Epidermal growth factor: the driving force in initiation of RPE cell proliferation

• Published in: Graefe's archive for clinical and experimental ophthalmology Vol. 249; no. 8; pp. 1195 - 1200
• Main Authors: Steindl-Kuscher, Kerstin, Boulton, Michael E., Haas, Paulina, Dossenbach-Glaninger, Astrid, Feichtinger, Hans, Binder, Susanne
• Format: Journal Article
• Language: English
• Published: Berlin/Heidelberg Springer-Verlag 01.08.2011; Springer Nature B.V
• Subjects: Basic Science; beta Catenin - metabolism; Biomarkers; Carrier Proteins - genetics; Carrier Proteins - metabolism; Cell Cycle; Cell Differentiation - drug effects; Cell Line; Cell Proliferation - drug effects; cis-trans-Isomerases; DNA Primers - chemistry; Epidermal Growth Factor - pharmacology; Eye Proteins - genetics; Eye Proteins - metabolism; Flow Cytometry; Gene Expression Profiling; Glycogen Synthase Kinase 3 - genetics; Glycogen Synthase Kinase 3 - metabolism; Glycogen Synthase Kinase 3 beta; Humans; Keratin-18 - genetics; Keratin-18 - metabolism; Medicine; Medicine & Public Health; Ophthalmology; Retinal Pigment Epithelium - cytology; Retinal Pigment Epithelium - metabolism; Reverse Transcriptase Polymerase Chain Reaction; RNA, Messenger - metabolism; ß-catenin signaling pathway; Epidermal growth factor; Age-related macular degeneration; Ageing; Proliferation; Differentiation; Retinal pigment epithelium
• ISSN: 0721-832X; 1435-702X
• DOI: 10.1007/s00417-011-1673-1

Background To analyze whether epidermal growth factor (EGF) exerts regulatory effects on proliferation and differentiation in ARPE19 cells after different incubation periods (24 vs. 48 h) for obtaining ideal conditions for feasible rejuvenation and autologous transplantation of retinal pigment epithelial cells (RPE cells).
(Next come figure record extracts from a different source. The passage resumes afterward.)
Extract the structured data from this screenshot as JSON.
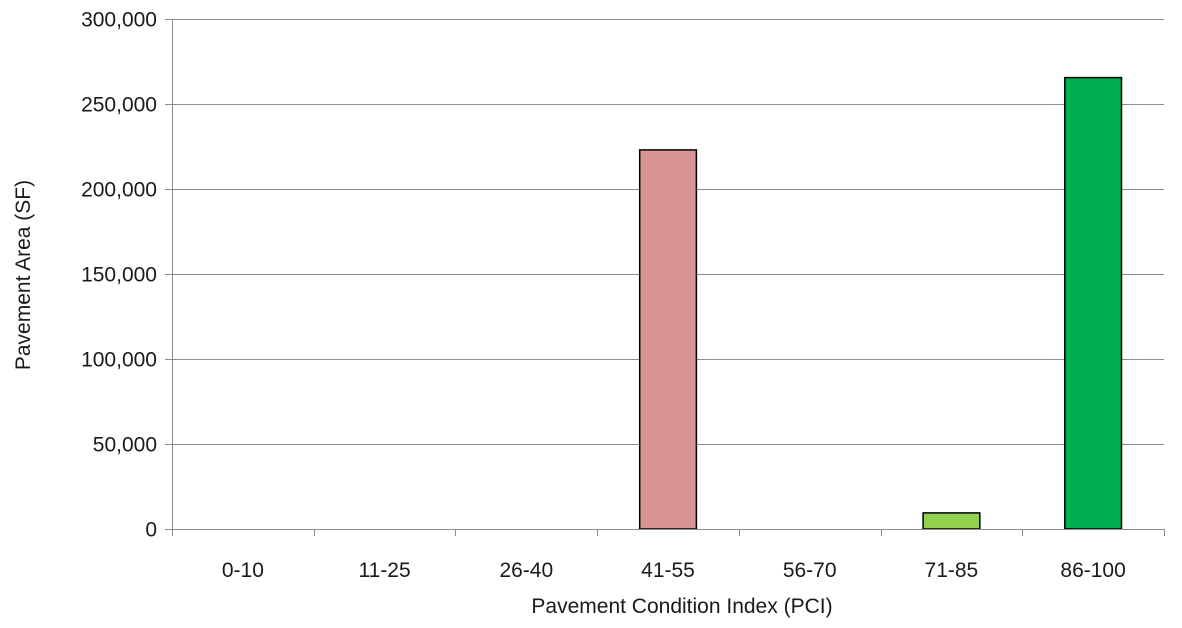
{
  "chart_data": {
    "type": "bar",
    "title": "",
    "xlabel": "Pavement Condition Index (PCI)",
    "ylabel": "Pavement Area (SF)",
    "categories": [
      "0-10",
      "11-25",
      "26-40",
      "41-55",
      "56-70",
      "71-85",
      "86-100"
    ],
    "values": [
      0,
      0,
      0,
      223000,
      0,
      9500,
      265500
    ],
    "bar_colors": [
      "#d99594",
      "#d99594",
      "#d99594",
      "#d99594",
      "#92d050",
      "#92d050",
      "#00b050"
    ],
    "ylim": [
      0,
      300000
    ],
    "yticks": [
      0,
      50000,
      100000,
      150000,
      200000,
      250000,
      300000
    ],
    "ytick_labels": [
      "0",
      "50,000",
      "100,000",
      "150,000",
      "200,000",
      "250,000",
      "300,000"
    ],
    "grid": true,
    "legend": "none"
  }
}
Methods To evaluate gene expression patterns of RPE-specific differentiation and proliferation markers as well as transcriptional and translational changes of beta-catenin (ß-catenin)-signaling markers by fluorescence activated cell sorting (FACS) and reverse transcription – polymerase chain reaction (RT-PCR) after 24 h of EGF treatment. Results After 24 h of EGF treatment, a significant decrease of retinal pigment epithelium-specific protein 65 (RPE 65), cellular retinaldehyde-binding protein (CRALBP) and cytokeratin 18 in ARPE-19 cells was scaled. In addition, an increase of cyclin D1 expression and a significant decrease of glycogen synthase kinase-3beta (GSK-3ß) and beta-catenin (ß-catenin) were equally observed after 24 and 48 h of EGF treatment. Cell-cycle studies revealed an increase of ARPE cells in S-G2/M phase after 24 h of EGF treatment. Conclusions Our data demonstrate the induction of proliferation and upregulation of the ß-catenin signaling pathway by EGF even after 24 h of incubation. As ideal cell culture conditions are essential for maintaining RPE-specific phenotypes, short incubation times enhance RPE cell quality for feasible rejuvenation and subsequent autologous transplantation of RPE cells.